L’article 37 ouvre au pouvoir réglementaire un large champ de compétences, non seulement pour l’application de la loi, mais aussi dans des matières a priori exclues du domaine de la loi. C’est pourquoi on distingue le pouvoir réglementaire pour l’application des lois et le pouvoir réglementaire « autonome » défini par exclusion des éléments du domaine de la loi énumérés à l’article 34. À titre d’exemple, la procédure civile relève exclusivement du domaine réglementaire, de même que le régime des contraventions, pour lesquelles il n’est pas possible de prévoir de peines privatives de liberté.
2. – L’IRRECEVABILITÉ (ARTICLE 41 DE LA CONSTITUTION)
L’article 41 de la Constitution permet au Gouvernement ainsi que, depuis la loi constitutionnelle du 23 juillet 2008, au Président de l’assemblée intéressée, de déclarer irrecevables, pendant le déroulement de la procédure législative, les propositions de loi et les amendements qui ne relèvent pas du domaine de la loi.
Fréquemment utilisée au début de la Ve République, la procédure ne l’a été depuis 1980 que de manière plus épisodique. L’irrecevabilité a, par exemple, été soulevée par le Gouvernement à l’occasion du débat sur le projet de loi relatif à l’aménagement du territoire, en 1994. Lors de l’examen du projet de loi relatif à la régulation des activités postales, en 2005, le Président de l’Assemblée nationale a déclaré irrecevables, à la demande du Gouvernement, 14 587 amendements en première lecture et 101 en deuxième lecture.
En cas de désaccord entre le Gouvernement et le Président de l’assemblée saisie, le Conseil constitutionnel se prononce dans les huit jours. Cette procédure a été peu utilisée depuis le début de la Ve République. Seules 11 décisions relatives à une irrecevabilité ont été prises par le Conseil constitutionnel depuis 1958.
3 – LA PROCÉDURE DE LA DÉLÉGALISATION (ARTICLE 37, AL. 2 DE LA CONSTITUTION)
Quand une loi a été adoptée dans un domaine relevant du règlement, une procédure de délégalisation peut être mise en œuvre pour permettre au Gouvernement d’en modifier les dispositions. Cette procédure permet d’éviter un recours systématique à la voie parlementaire pour modifier des textes de forme législative, mais de nature réglementaire.

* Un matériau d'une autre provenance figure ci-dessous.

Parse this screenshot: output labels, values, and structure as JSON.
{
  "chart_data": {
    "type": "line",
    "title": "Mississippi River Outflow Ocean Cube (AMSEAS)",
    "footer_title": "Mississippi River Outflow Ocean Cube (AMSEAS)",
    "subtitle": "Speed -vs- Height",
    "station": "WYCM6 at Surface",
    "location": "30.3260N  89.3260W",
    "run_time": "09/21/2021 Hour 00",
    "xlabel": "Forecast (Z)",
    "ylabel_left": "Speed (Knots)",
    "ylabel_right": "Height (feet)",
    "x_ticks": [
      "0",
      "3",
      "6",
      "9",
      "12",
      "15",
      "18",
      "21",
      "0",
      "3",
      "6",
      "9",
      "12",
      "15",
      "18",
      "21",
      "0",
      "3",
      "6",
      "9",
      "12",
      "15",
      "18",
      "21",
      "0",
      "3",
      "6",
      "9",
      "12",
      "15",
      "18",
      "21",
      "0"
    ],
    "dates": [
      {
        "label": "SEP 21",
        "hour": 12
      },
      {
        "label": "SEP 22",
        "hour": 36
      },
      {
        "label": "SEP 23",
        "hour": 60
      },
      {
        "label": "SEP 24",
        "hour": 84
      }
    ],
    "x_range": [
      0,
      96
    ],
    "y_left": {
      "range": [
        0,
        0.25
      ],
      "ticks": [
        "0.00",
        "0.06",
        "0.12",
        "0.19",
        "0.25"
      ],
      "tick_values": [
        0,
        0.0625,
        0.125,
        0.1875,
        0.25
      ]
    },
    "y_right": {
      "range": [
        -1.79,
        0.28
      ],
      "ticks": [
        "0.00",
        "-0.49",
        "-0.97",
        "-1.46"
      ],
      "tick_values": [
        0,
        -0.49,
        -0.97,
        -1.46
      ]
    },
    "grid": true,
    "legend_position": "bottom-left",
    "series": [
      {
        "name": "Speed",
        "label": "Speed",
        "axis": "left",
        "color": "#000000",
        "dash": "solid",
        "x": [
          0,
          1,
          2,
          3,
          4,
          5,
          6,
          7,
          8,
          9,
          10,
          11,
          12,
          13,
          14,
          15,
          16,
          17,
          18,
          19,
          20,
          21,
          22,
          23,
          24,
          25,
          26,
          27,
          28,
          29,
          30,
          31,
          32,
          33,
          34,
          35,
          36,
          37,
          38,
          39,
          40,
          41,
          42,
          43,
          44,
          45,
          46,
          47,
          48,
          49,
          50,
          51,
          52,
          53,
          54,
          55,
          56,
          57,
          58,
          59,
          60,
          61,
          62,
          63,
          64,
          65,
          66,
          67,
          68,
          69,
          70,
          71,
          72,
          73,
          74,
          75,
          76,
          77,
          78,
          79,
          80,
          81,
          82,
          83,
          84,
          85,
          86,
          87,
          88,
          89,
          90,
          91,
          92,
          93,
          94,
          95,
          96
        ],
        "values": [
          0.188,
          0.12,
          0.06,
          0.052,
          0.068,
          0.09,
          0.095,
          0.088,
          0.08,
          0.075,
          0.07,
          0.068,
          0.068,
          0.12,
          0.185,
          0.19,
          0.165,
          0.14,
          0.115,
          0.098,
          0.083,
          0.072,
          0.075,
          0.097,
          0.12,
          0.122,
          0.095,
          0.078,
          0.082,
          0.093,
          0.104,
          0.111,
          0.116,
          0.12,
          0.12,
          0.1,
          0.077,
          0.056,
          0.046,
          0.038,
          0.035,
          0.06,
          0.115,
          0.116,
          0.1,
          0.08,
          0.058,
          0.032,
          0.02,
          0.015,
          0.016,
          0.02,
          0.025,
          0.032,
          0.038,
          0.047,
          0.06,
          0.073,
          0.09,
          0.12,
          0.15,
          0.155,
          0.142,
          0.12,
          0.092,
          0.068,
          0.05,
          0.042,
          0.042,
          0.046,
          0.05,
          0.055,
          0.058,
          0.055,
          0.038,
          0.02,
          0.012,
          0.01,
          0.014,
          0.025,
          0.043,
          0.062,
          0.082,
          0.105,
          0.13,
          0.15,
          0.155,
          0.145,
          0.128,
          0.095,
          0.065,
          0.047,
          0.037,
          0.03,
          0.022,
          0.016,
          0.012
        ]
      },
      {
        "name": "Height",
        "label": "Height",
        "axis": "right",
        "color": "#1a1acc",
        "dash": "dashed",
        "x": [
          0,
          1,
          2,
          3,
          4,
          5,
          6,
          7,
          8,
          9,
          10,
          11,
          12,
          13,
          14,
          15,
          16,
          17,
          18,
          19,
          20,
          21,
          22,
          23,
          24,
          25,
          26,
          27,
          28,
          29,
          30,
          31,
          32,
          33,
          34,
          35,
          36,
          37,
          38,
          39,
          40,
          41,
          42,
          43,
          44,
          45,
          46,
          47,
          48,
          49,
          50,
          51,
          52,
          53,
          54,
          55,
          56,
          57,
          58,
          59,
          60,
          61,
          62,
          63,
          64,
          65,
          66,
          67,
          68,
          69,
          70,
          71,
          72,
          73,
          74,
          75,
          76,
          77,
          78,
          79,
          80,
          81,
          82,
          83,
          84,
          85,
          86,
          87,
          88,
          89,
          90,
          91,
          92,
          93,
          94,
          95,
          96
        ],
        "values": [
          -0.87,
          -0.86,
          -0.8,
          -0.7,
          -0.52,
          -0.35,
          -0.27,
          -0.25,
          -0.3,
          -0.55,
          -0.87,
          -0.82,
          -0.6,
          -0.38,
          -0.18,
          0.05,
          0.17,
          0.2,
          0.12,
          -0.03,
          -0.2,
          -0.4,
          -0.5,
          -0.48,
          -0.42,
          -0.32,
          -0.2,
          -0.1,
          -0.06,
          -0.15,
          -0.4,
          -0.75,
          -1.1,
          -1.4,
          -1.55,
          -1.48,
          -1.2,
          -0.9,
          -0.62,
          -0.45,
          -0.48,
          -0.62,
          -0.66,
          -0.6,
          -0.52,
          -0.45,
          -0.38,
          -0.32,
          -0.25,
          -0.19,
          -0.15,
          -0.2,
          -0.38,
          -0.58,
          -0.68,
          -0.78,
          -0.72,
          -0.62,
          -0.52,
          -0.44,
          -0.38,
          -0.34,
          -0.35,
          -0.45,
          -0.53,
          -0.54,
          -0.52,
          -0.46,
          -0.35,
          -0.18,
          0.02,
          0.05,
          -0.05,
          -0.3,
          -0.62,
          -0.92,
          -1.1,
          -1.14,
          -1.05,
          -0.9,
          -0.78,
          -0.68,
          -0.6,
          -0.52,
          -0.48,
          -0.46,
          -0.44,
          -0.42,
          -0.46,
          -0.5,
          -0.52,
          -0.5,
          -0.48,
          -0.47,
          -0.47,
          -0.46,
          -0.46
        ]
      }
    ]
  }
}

La procédure de délégalisation est ouverte par une saisine du Conseil constitutionnel qui, s’il reconnaît le caractère réglementaire du texte, autorisera sa modification par décret. Les textes de forme législative antérieurs à 1958 peuvent être modifiés directement par décret pris après avis du Conseil d’État.
Dans la grande majorité des décisions rendues par le Conseil constitutionnel, celui ci a fait droit à la demande du Premier ministre et a procédé à la délégalisation des dispositions qui lui avaient été soumises : entre 1958 et 2022, le Conseil constitutionnel a ainsi été saisi à 297 reprises d’une demande de déclassement et a déclaré les dispositions dont il était saisi de nature totalement réglementaire dans 225 cas (75,7 %), de nature partiellement réglementaire dans 60 cas (20,2 %) et de nature législative dans seulement 12 cas (4,1 %).